Accuracy of Forecasting

Makridakis, Spyros ; Hibon, Michele (1979)


The ultimate test of any forecast is whether or not it is capable of predicting future events accurately. Planners and decision makers have a wide choice of ways to forecast, ranging from purely intuitive or judgemental approaches to highly structured and complex quantitative methods. In between, there are innumerable possibilities that differ in their underlying philo- sophies, their cost, their complexity and their accuracy. Unfortunately, since information about these differences is not usually available, objective selection among forecasting methods is extremely difficult. The major purpose of this paper is to deal with one important aspect of choosing a forecasting methodology: accuracy. Section 1 will survey past research on accuracy and will look into the reasons why the reported accuracies of different studies vary, often significantly.
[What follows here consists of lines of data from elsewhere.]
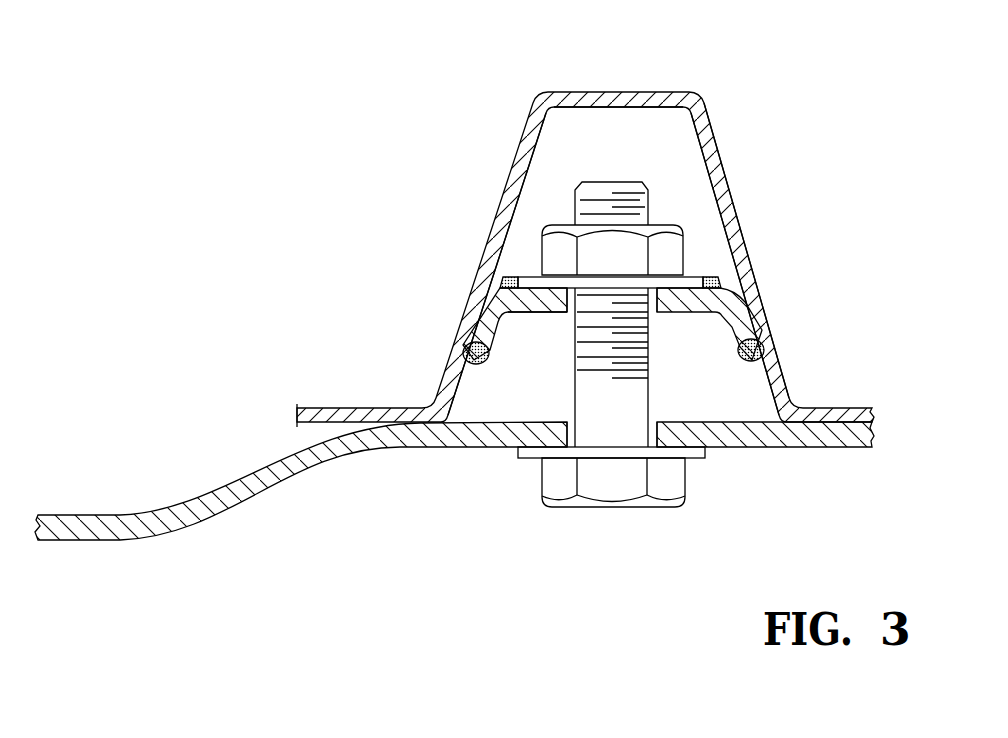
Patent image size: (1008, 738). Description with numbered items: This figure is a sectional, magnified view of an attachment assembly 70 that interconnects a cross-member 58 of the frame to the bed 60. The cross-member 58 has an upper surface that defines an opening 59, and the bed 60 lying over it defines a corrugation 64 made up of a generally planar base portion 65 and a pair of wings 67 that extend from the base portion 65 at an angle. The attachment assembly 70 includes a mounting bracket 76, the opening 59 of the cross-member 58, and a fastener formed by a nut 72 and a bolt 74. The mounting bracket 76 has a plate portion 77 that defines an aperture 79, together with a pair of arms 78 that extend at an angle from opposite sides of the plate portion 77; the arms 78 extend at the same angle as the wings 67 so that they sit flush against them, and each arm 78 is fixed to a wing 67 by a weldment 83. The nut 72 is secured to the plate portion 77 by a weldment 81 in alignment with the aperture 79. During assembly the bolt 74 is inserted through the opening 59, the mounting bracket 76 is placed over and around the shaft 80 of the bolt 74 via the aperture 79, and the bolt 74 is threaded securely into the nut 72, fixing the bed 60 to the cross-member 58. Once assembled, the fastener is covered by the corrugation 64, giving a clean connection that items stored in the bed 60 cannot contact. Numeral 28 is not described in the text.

The vehicle 28 is at (433, 12).
The cross-member 58 is at (818, 437).
The opening 59 is at (578, 433).
The bed 60 is at (744, 246).
The corrugation 64 is at (664, 90).
The base portion 65 is at (597, 98).
The wing 67 is at (510, 165).
The attachment assembly 70 is at (291, 153).
The nut 72 is at (672, 242).
The bolt 74 is at (678, 483).
The mounting bracket 76 is at (515, 320).
The plate portion 77 is at (545, 308).
The arm 78 is at (478, 320).
The aperture 79 is at (658, 310).
The shaft 80 is at (632, 352).
The weldment 81 is at (507, 280).
The weldment 83 is at (473, 355).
Section 2 will report our own empirical findings on the accuracy of 111 time series and show how the results could be consistent with the conflicting conclusions of three major previous studies on the subject of accuracy. Section 3 will develop regression equations that express accuracy as a function of a number of factors related to the internal characteristics of the time series used. Section 4 will examine the reasons for variations in the relative accuracy of various methods and suggest needs for future research and Section 5 attempts a brief conclusion. The appendices describe the methods and technical details used to make the comparisons.